Keenan Bailey

Current position
- Title: Co-offensive coordinator/Tight ends coach
- Team: Ohio State
- Conference: Big Ten

Coaching career (HC unless noted)
- 2014–2015: Notre Dame (Recruiting Analyst)
- 2016–2018: Ohio State (Offensive Intern)
- 2019–2021: Ohio State (OQC)
- 2022: Ohio State (OQC/Special Assistant to the Head Coach)
- 2023–2024: Ohio State (TE)
- 2025–present: Ohio State (co-OC/TE)

= Keenan Bailey =

American football coach

Keenan Bailey is an American football coach who is currently the co-offensive coordinator and tight ends coach for the Ohio State Buckeyes.

==Coaching career==
Bailey attended University of Notre Dame where he studied American studies and got his first coaching job as recruiting analyst for the Fighting Irish in 2014. In 2016, he joined the Ohio State Buckeyes as an offensive intern.

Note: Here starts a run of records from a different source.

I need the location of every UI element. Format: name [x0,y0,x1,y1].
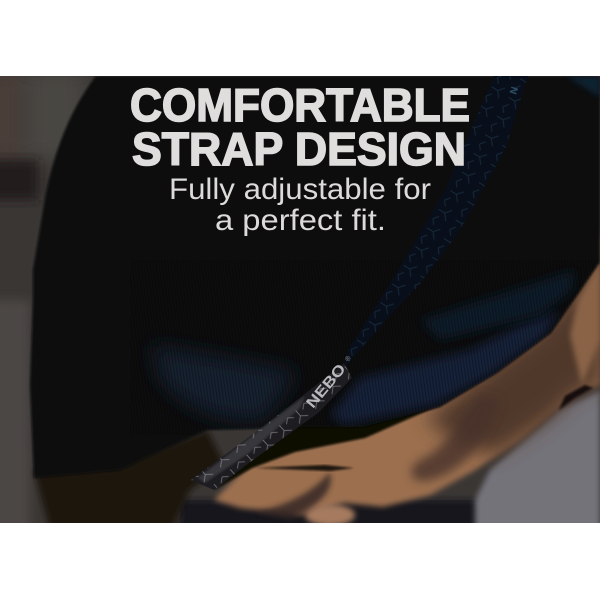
title: STRAP DESIGN [132,123,466,175]
tiny N mark: N [508,86,521,96]
registered mark: ® [343,354,353,363]
neck shadow [559,385,593,410]
subtitle: a perfect fit. [215,204,386,237]
beanie [30,76,600,478]
ear shadow [255,472,331,520]
photo: man wearing beanie and strap [0,70,600,540]
title: COMFORTABLE [130,79,470,131]
strap logo: NEBO [303,361,350,412]
strap lower, reflective pattern [191,354,353,490]
subtitle: Fully adjustable for [169,173,431,206]
infographic canvas [0,76,600,523]
hair strand [255,465,354,471]
blurred background [0,70,600,540]
hair [214,405,440,490]
grey shirt [475,390,600,530]
darker right side of head [425,230,600,455]
hair wisps left [34,430,225,530]
ear and face skin [214,230,600,526]
ribbed cuff blue light patches [150,345,298,421]
knit rib texture [130,260,600,435]
subtitle [169,173,431,237]
ear [305,504,355,526]
stubble shadow [407,423,482,486]
neck light skin [570,262,600,385]
title [130,79,470,175]
strap upper, dark blue pattern [344,76,528,368]
upper blue highlight on hat [566,76,600,97]
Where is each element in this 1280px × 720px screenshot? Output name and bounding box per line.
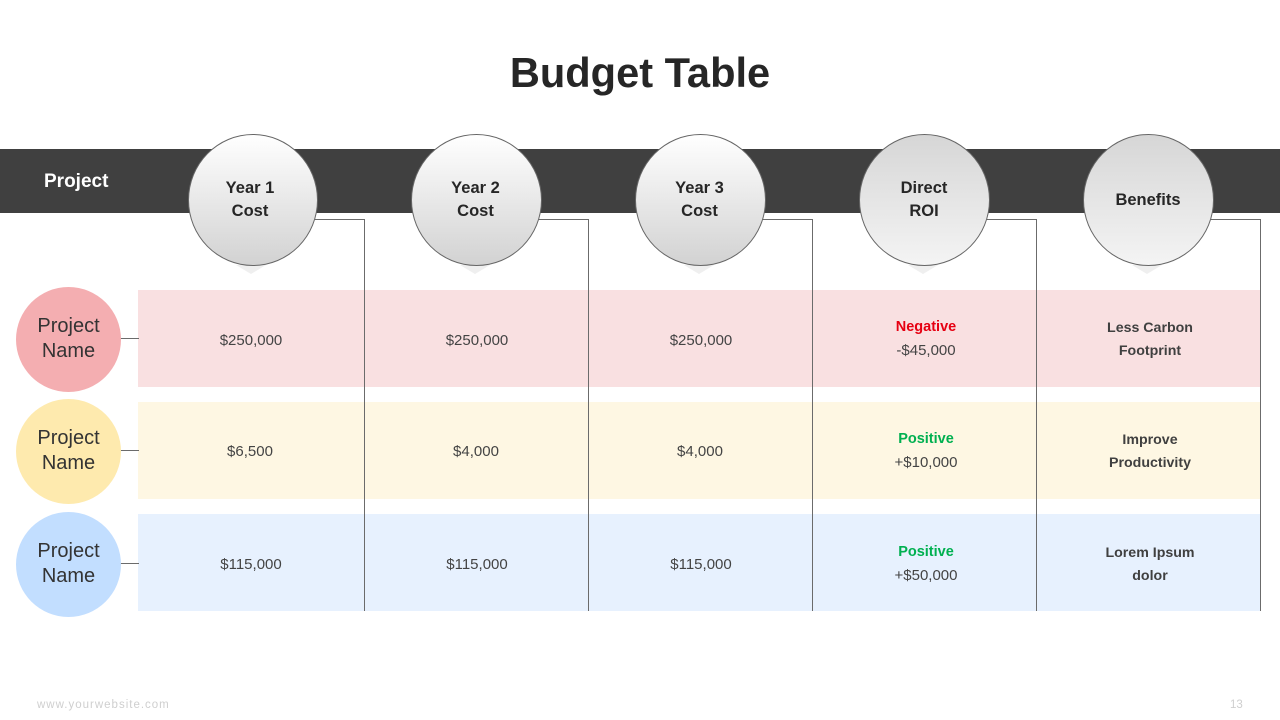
column connector: year 1 [300, 219, 365, 611]
column connector: benefits [1196, 219, 1261, 611]
row: yellow band [138, 402, 1260, 499]
pointer: year 3 [684, 265, 714, 274]
connector: row 1 [120, 338, 139, 339]
cell: row 2 benefits [1109, 432, 1191, 471]
column heading: direct ROI [859, 134, 990, 266]
cell: row 1 ROI: -$45,000 [896, 342, 956, 359]
project badge: red: Project [37, 314, 100, 336]
connector: row 2 [120, 450, 139, 451]
project badge: blue: Name [42, 564, 95, 586]
column connector: year 3 [748, 219, 813, 611]
project badge: blue [16, 512, 121, 617]
cell: row 1 ROI: Negative [896, 319, 956, 335]
cell: row 3 year 3: $115,000 [670, 556, 732, 573]
title: Budget Table [510, 49, 770, 96]
cell: row 3 benefits [1105, 545, 1195, 584]
project badge: yellow [16, 399, 121, 504]
column heading: benefits [1083, 134, 1214, 266]
column heading: year 2 cost [411, 134, 542, 266]
column heading: year 1 cost [188, 134, 318, 266]
pointer: benefits [1132, 265, 1162, 274]
column heading: year 2 cost: Cost [457, 202, 494, 220]
column heading: year 2 cost: Year 2 [451, 179, 500, 197]
project badge: blue: Project [37, 540, 100, 562]
project badge: yellow: Name [42, 452, 95, 474]
column heading: year 3 cost: Year 3 [675, 179, 724, 197]
cell: row 2 year 3: $4,000 [677, 443, 723, 460]
column heading: year 3 cost: Cost [681, 202, 718, 220]
project badge: red: Name [42, 340, 95, 362]
cell: row 2 benefits: Productivity [1109, 455, 1191, 471]
column connector: year 2 [524, 219, 589, 611]
cell: row 3 benefits: dolor [1132, 568, 1168, 584]
cell: row 1 ROI [896, 319, 956, 359]
column heading: benefits: Benefits [1115, 190, 1181, 208]
connector: row 3 [120, 563, 139, 564]
column heading: year 1 cost: Year 1 [226, 179, 274, 197]
cell: row 2 ROI: Positive [898, 431, 954, 447]
cell: row 2 year 2: $4,000 [453, 443, 499, 460]
column heading: direct ROI: Direct [901, 179, 947, 197]
project badge: yellow: Project [37, 426, 100, 448]
cell: row 3 year 2: $115,000 [446, 556, 508, 573]
column heading: year 3 cost [635, 134, 766, 266]
footer: website: www.yourwebsite.com [37, 699, 170, 711]
cell: row 2 year 1: $6,500 [227, 443, 273, 460]
cell: row 3 ROI [894, 544, 957, 584]
cell: row 1 benefits: Less Carbon [1107, 320, 1193, 336]
cell: row 3 ROI: Positive [898, 544, 954, 560]
cell: row 3 benefits: Lorem Ipsum [1105, 545, 1195, 561]
row: red band [138, 290, 1260, 387]
column heading: direct ROI: ROI [909, 202, 939, 220]
cell: row 1 benefits [1107, 320, 1193, 359]
cell: row 3 ROI: +$50,000 [894, 567, 957, 584]
pointer: direct ROI [908, 265, 938, 274]
cell: row 1 benefits: Footprint [1119, 343, 1181, 359]
cell: row 1 year 2: $250,000 [446, 332, 508, 349]
cell: row 2 benefits: Improve [1122, 432, 1178, 448]
column connector: direct ROI [972, 219, 1037, 611]
row: blue band [138, 514, 1260, 611]
pointer: year 2 [460, 265, 490, 274]
column heading: year 1 cost: Cost [232, 202, 268, 220]
pointer: year 1 [236, 265, 266, 274]
footer: page number: 13 [1230, 699, 1243, 711]
cell: row 2 ROI: +$10,000 [894, 454, 957, 471]
header bar [0, 149, 1280, 213]
cell: row 1 year 1: $250,000 [220, 332, 282, 349]
cell: row 1 year 3: $250,000 [670, 332, 732, 349]
cell: row 3 year 1: $115,000 [220, 556, 282, 573]
project badge: red [16, 287, 121, 392]
header label: project: Project [44, 171, 108, 192]
cell: row 2 ROI [894, 431, 957, 471]
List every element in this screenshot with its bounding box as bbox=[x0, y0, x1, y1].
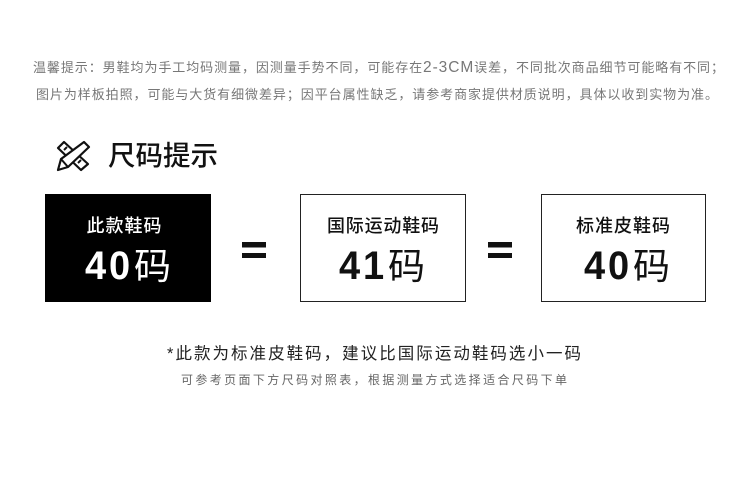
notice text block bbox=[33, 59, 724, 103]
equals sign bbox=[242, 242, 266, 258]
panel: this shoe size: 40 bbox=[85, 244, 133, 288]
panel: international sports shoe size: 41 bbox=[339, 244, 387, 288]
panel: international sports shoe size bbox=[300, 194, 466, 302]
panel: standard leather shoe size bbox=[542, 194, 706, 302]
icon: pencil and ruler bbox=[58, 142, 89, 170]
panel: standard leather shoe size: 40 bbox=[584, 244, 632, 288]
panel: this shoe size: 码 bbox=[134, 246, 171, 287]
footnote secondary: 可参考页面下方尺码对照表，根据测量方式选择适合尺码下单 bbox=[181, 372, 567, 387]
notice text block: 图片为样板拍照，可能与大货有细微差异；因平台属性缺乏，请参考商家提供材质说明，具体以收到实物为准。 bbox=[36, 87, 718, 103]
notice text block: 温馨提示：男鞋均为手工均码测量，因测量手势不同，可能存在2-3CM误差，不同批次商品细节可能略有不同； bbox=[33, 59, 724, 76]
panel: this shoe size: 此款鞋码 bbox=[86, 216, 162, 236]
panel: standard leather shoe size: 码 bbox=[633, 246, 670, 287]
equals sign bbox=[488, 242, 512, 258]
panel: standard leather shoe size: 标准皮鞋码 bbox=[576, 216, 670, 236]
panel: international sports shoe size: 国际运动鞋码 bbox=[327, 216, 439, 236]
footnote main: *此款为标准皮鞋码，建议比国际运动鞋码选小一码 bbox=[167, 344, 581, 363]
panel: international sports shoe size: 码 bbox=[388, 246, 425, 287]
heading: 尺码提示 bbox=[108, 140, 218, 171]
panel: this shoe size bbox=[45, 194, 211, 302]
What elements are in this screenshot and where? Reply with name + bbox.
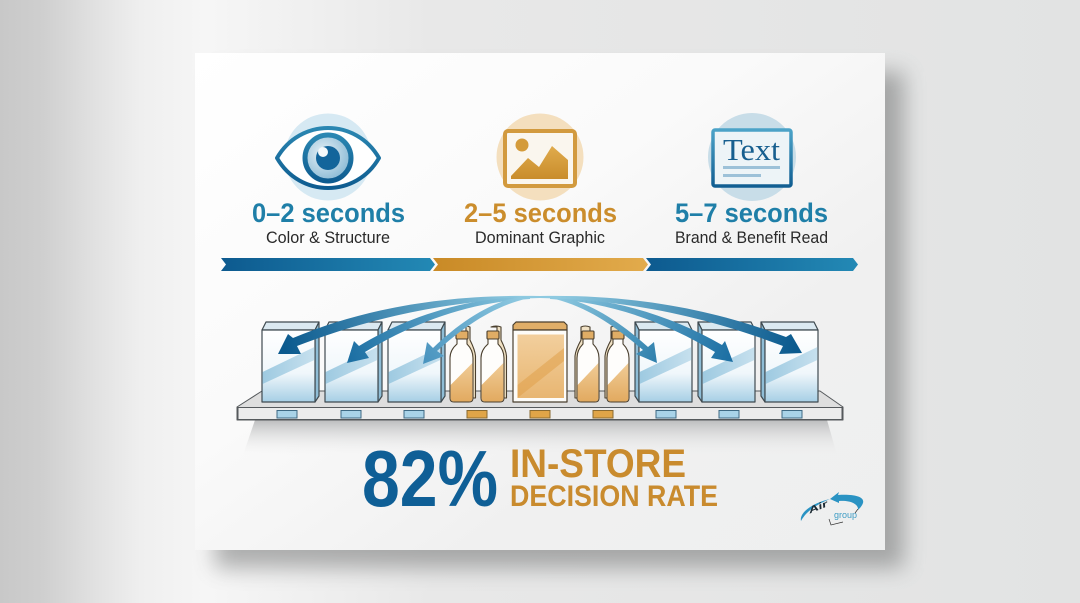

In 2019, Bailey was promoted to serve as an offensive quality control coach for the Buckeyes. Ahead of the 2022 season, he added to his title as a special assistant to the head coach, while also working as a quality control coach. In 2023, Bailey got his first on-field coaching job, becoming the tight ends coach for Ohio State. After two seasons in the role, he became the Buckeyes co-offensive coordinator.